When mom Krystal Swift was told by her child’s day care that her daughter would no longer be allowed to drink her breast milk once she turned 13 months old, she decided to take matters into her own hands.
Swift’s husband is active duty military and is currently deployed. While Swift works part time, her daughter attends the military day care. The center told her that they would accept cow’s milk, goat’s milk and soy milk, but not human milk for her daughter.
Swift wasn’t ready to stop breastfeeding or pumping, so she began to research other Military Child Development Centers. She asked several about their policies, and after countless conversations between her and the USDA, FDA and military CDC, she learned that the policy stated that women were actually allowed to supply their child with breast milk for as long as they want.
So why did the day care staff say she couldn’t? Were they unaware of their own policies, or was this some sort of discrimination?
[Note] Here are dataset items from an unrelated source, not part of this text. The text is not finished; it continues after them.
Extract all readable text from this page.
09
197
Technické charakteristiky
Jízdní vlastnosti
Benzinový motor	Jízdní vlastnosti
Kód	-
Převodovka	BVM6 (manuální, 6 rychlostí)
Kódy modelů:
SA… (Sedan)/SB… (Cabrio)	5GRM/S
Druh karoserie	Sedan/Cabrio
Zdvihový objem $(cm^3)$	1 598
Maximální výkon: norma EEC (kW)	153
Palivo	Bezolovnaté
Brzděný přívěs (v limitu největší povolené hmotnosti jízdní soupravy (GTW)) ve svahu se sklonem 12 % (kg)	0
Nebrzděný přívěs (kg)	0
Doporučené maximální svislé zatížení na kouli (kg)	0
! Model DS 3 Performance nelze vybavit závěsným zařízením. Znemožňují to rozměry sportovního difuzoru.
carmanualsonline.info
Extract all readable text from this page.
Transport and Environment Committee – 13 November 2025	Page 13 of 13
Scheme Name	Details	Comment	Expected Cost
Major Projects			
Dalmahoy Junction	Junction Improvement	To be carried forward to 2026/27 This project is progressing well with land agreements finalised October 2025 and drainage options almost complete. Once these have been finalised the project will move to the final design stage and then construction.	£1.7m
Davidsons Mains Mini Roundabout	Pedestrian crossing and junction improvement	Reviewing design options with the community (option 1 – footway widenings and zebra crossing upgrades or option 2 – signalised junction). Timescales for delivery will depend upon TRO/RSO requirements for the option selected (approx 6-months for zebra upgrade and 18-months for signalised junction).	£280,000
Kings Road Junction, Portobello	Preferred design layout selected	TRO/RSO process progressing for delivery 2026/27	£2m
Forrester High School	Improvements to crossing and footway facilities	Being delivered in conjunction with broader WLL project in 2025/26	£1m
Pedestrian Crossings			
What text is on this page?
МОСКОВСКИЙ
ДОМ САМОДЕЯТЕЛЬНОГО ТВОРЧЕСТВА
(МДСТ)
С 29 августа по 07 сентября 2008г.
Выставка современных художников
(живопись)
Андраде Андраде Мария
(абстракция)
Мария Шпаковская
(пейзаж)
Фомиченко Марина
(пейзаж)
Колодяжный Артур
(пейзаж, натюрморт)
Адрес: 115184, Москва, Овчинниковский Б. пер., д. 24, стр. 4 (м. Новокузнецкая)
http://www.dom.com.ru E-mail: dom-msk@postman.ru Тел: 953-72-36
It’s not a day care’s job to decide what sort of milk they’ll allow a child to have. It’s especially not their duty to tell a mother providing her own breast milk to them for her daughter that she will be cut off once her child turns 13 months old. It’s not like they were handed the task of locating a breast milk black market — she was supplying them with the good stuff already. And it is “good stuff” at that.
Doctors and nutritionists around the world have all openly agreed that breast milk is the best source of nutrition for a child, though formula will suffice if a mother is unable to breastfeed (we’re in support of all babies with full tummies). Yet despite these accolades, we’re still in what seems like an uphill battle for breastfeeding.
A child’s nutrition is between her parents and her pediatrician until she’s old enough to grasp the concept of the food pyramid herself. It’s not up to a day care to make these decisions. In Swift’s case, she was able to locate the correct policy in order to have it properly enforced. She was able to continue to supply the day care with her breast milk for her daughter after she turned 13 months old, and she also requested that the CDC directors familiarize themselves with the policy so as to prevent this sort of confusion from happening again.
How a child receives nutrition is a mother’s prerogative. Whether that’s by the boob or the bottle, her intentions shouldn’t be questioned, and her efforts should never be denied. Hats off to Krystal Swift for standing up for not only herself, but for women facing the same struggle everywhere.